In my opinion, this is a great opportunity for the government to do small step changes in its tax system. That is, IF they can outline the costs involved for the financial help to the farmers, so that the people can understand the consequences. Since there is strong popular support for the farmers, and assuming the government runs the country with money from taxation of the people it serves, the government should be asking the Colombian people to fund the farmer's agricultural activities through taxation.

The country's economy is growing a lot, despite a biased international image of a dangerous drug land. Its city people have a relatively high standard of living compared to its neighbours in South America. As tourists, we feel its prices and infrastructure is comparable to countries like Chile and Argentina. As the country grows more, its tax system is going to need reforms to fund all the nation's spendings, as it is relatively low right now compared to western standards. I cannot think of a better opportunity to introduce such changes. That said, there is a lot I don't know about the country!

Finally, where are the road blocks? Can I get around?

Read this list, updated daily.

Nope, there is no map.

I'm thankful for the information provided by the helpful service #767. At a glance though, without knowing the country's cities and towns super well, I struggle to know whether there are any open roads towards my destination.

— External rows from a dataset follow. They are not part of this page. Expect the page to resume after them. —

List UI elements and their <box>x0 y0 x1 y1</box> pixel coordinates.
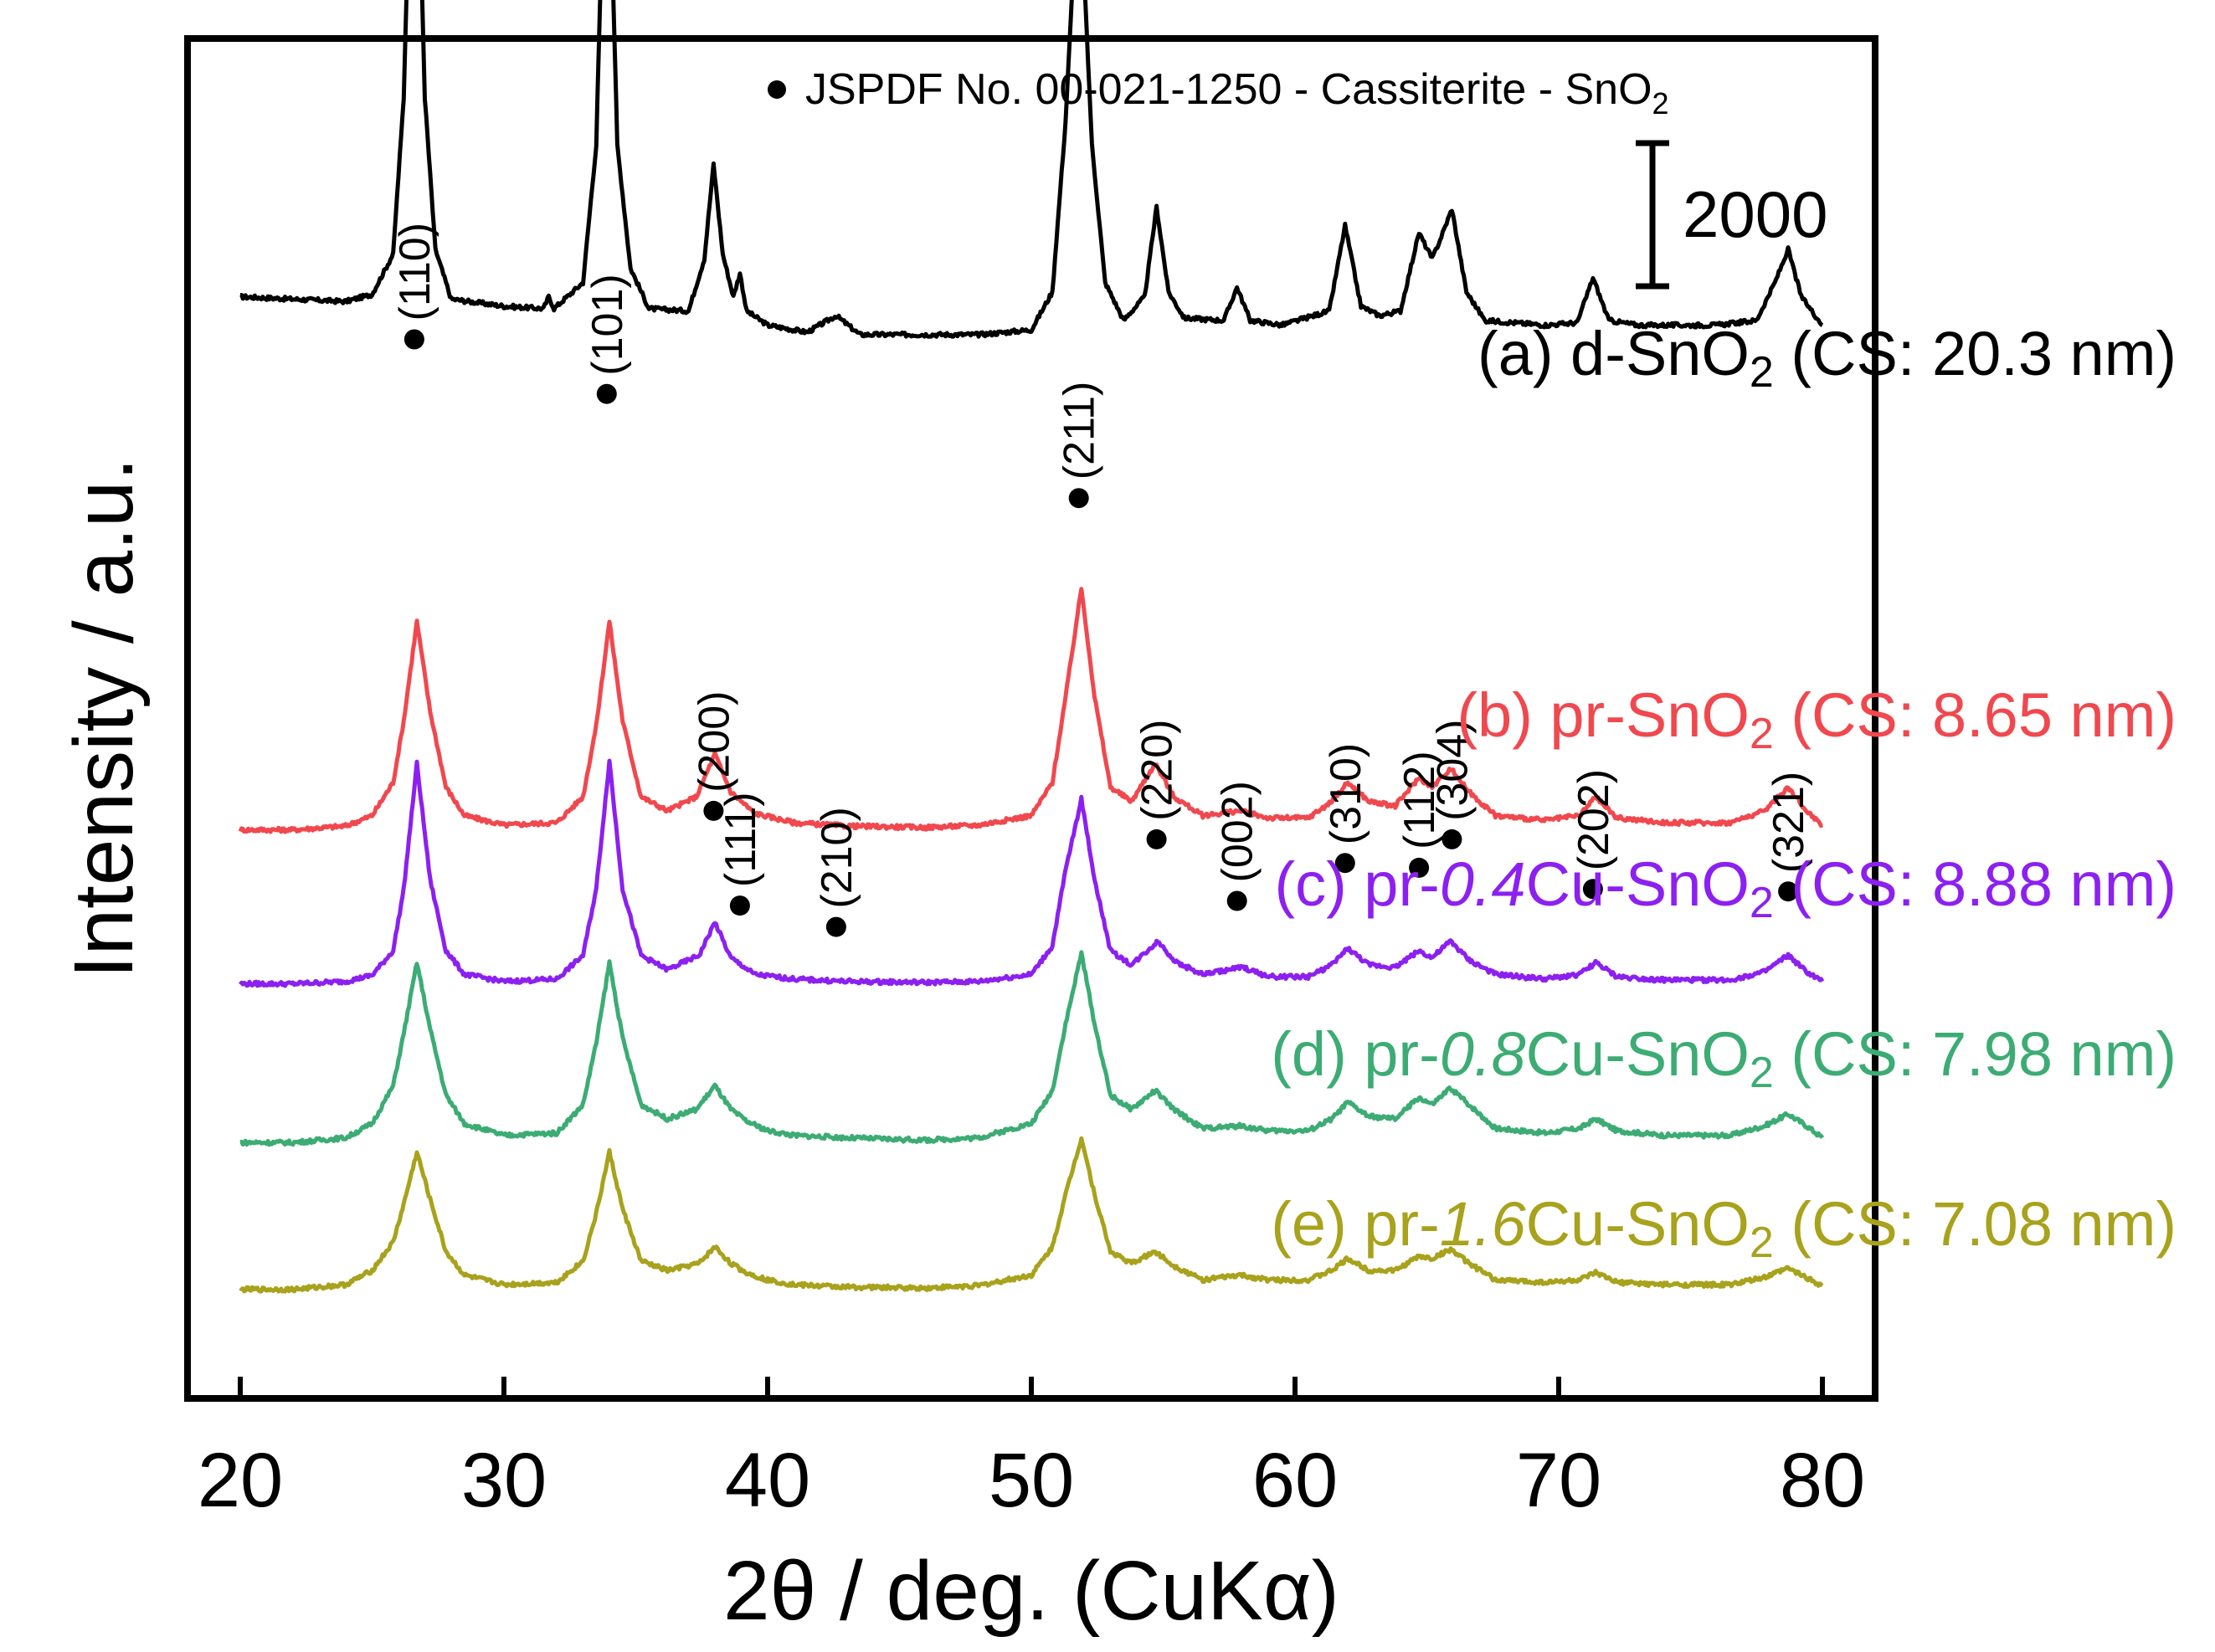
peak-label: (210) <box>813 807 861 908</box>
series-labels: (a) d-SnO2 (CS: 20.3 nm) (b) pr-SnO2 (CS:… <box>1271 319 2176 1267</box>
series-label-b: (b) pr-SnO2 (CS: 8.65 nm) <box>1457 680 2176 758</box>
peak-marker <box>403 329 424 350</box>
peak-label: (110) <box>391 223 439 321</box>
x-tick-label: 50 <box>989 1438 1074 1523</box>
peak-marker <box>1068 488 1089 509</box>
peak-label: (211) <box>1056 382 1104 480</box>
peak-label: (200) <box>690 690 738 792</box>
peak-marker <box>703 800 724 821</box>
x-tick-label: 30 <box>461 1438 547 1523</box>
x-axis-title: 2θ / deg. (CuKα) <box>723 1544 1339 1638</box>
peak-marker <box>1226 890 1247 911</box>
peak-label: (202) <box>1570 769 1618 870</box>
legend-entry: JSPDF No. 00-021-1250 - Cassiterite - Sn… <box>805 65 1669 121</box>
y-axis-title: Intensity / a.u. <box>57 458 151 979</box>
series-label-c: (c) pr-0.4Cu-SnO2 (CS: 8.88 nm) <box>1274 849 2176 927</box>
peak-label: (304) <box>1428 719 1477 820</box>
peak-marker <box>596 383 617 404</box>
x-tick-label: 60 <box>1252 1438 1338 1523</box>
peak-label: (101) <box>583 274 632 375</box>
peak-label: (002) <box>1214 781 1262 882</box>
series-line-e <box>239 1136 1824 1294</box>
series-label-e: (e) pr-1.6Cu-SnO2 (CS: 7.08 nm) <box>1271 1189 2176 1267</box>
peak-label: (321) <box>1765 772 1813 873</box>
peak-marker <box>1582 879 1603 900</box>
x-axis: 20 30 40 50 60 70 80 <box>198 1377 1865 1523</box>
peak-marker <box>1146 829 1167 849</box>
peak-label: (220) <box>1133 719 1182 820</box>
legend-dot-icon <box>768 80 786 99</box>
peak-marker <box>1409 857 1430 878</box>
peak-markers: (110) (101) (200)(111) (210) (211) (220) (002)… <box>391 223 1813 937</box>
series-group <box>238 0 1825 1294</box>
scale-bar-label: 2000 <box>1683 177 1828 251</box>
peak-marker <box>825 916 846 937</box>
x-tick-label: 70 <box>1516 1438 1601 1523</box>
x-tick-label: 80 <box>1780 1438 1865 1523</box>
peak-marker <box>729 895 750 916</box>
series-line-b <box>238 587 1824 834</box>
legend: JSPDF No. 00-021-1250 - Cassiterite - Sn… <box>768 65 1669 121</box>
series-line-d <box>239 950 1825 1147</box>
peak-marker <box>1334 853 1355 874</box>
x-tick-label: 40 <box>725 1438 810 1523</box>
peak-label: (310) <box>1322 743 1370 844</box>
series-line-c <box>239 758 1825 988</box>
peak-marker <box>1442 829 1462 849</box>
scale-bar: 2000 <box>1636 140 1828 290</box>
peak-marker <box>1778 881 1799 902</box>
peak-label: (111) <box>717 792 765 887</box>
series-line-a <box>239 0 1824 339</box>
peak-label: (112) <box>1395 751 1444 849</box>
series-label-d: (d) pr-0.8Cu-SnO2 (CS: 7.98 nm) <box>1271 1019 2176 1097</box>
x-tick-label: 20 <box>198 1438 283 1523</box>
series-label-a: (a) d-SnO2 (CS: 20.3 nm) <box>1478 319 2176 397</box>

Neither do I have a visual context of the scale of the road blocks.


As we sit here in Bogota, Colombia, totally stuck and unable to leave the capital due to rubber-tire-burning and rocky-fallen-tree-stumps road blocks setup by protesting farmers, we are selfishly annoyed by the disturbance to our year-long South American trip in a mini, self-made casa rodante (house on wheels). We don't want to risk driving through these road blocks, as our friends on the road had firsthand experience going through them. Although they pleaded their way through the blocks ultimately safely, they did also report incidents of rock throwing, tire puncturing, window breaking, etc., done to other cars. Some Colombians say the farmers won't do anything to us and our car, since we are foreigners, but tense conflicts do not always afford reasons. Therefore, we're waiting it out on our friend's couch.

Photo source: ElTiempo.com, screen captures from here


Special thanks to Angela, William, Julian and Sergio for generously accommodating us in and around Bogota. Colombians are such kind and generous people, helping us completely out of the blue, and in this case, accommodating us simply having met us in hotels or on the roads. Thank you. I wish for peace in your country.